Tusom2021: A Phonetically Transcribed Speech Dataset from an Endangered Language for Universal Phone Recognition Experiments
This addresses the lack of realistic data for developing ASR technologies in low-resource and endangered languages, though it is incremental as it focuses on dataset creation and benchmarking.
The paper introduces a publicly available phonetically transcribed speech dataset of 2255 utterances in the endangered East Tusom language, providing a resource for testing language-independent phone recognition systems and establishing baseline benchmarks for future experiments.
There is growing interest in ASR systems that can recognize phones in a language-independent fashion.
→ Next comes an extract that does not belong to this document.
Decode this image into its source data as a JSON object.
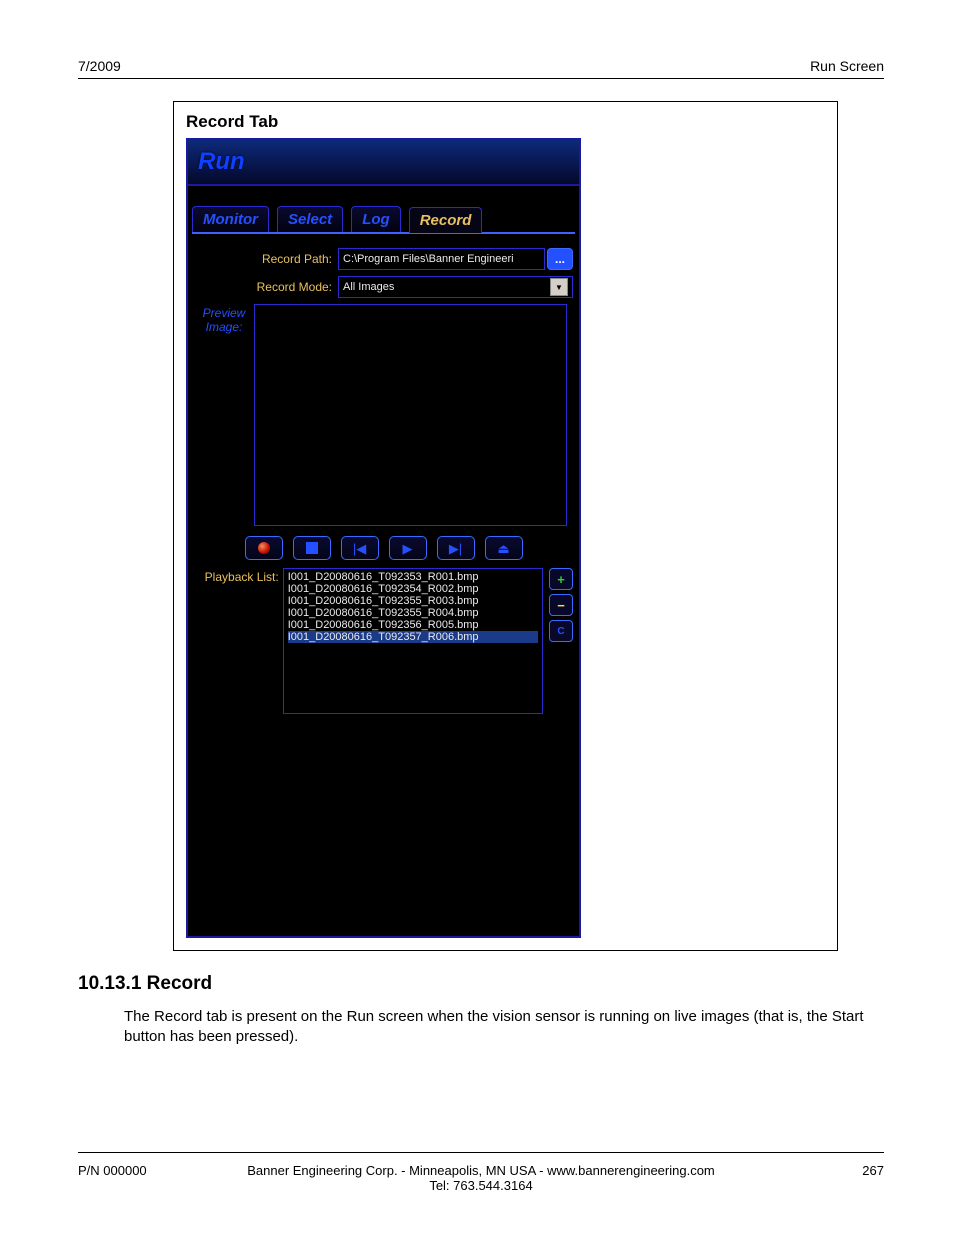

There is additionally interest in building language technologies for low-resource and endangered languages. However, there is a paucity of realistic data that can be used to test such systems and technologies. This paper presents a publicly available, phonetically transcribed corpus of 2255 utterances (words and short phrases) in the endangered Tangkhulic language East Tusom (no ISO 639-3 code), a Tibeto-Burman language variety spoken mostly in India. Because the dataset is transcribed in terms of phones, rather than phonemes, it is a better match for universal phone recognition systems than many larger (phonemically transcribed) datasets. This paper describes the dataset and the methodology used to produce it. It further presents basic benchmarks of state-of-the-art universal phone recognition systems on the dataset as baselines for future experiments.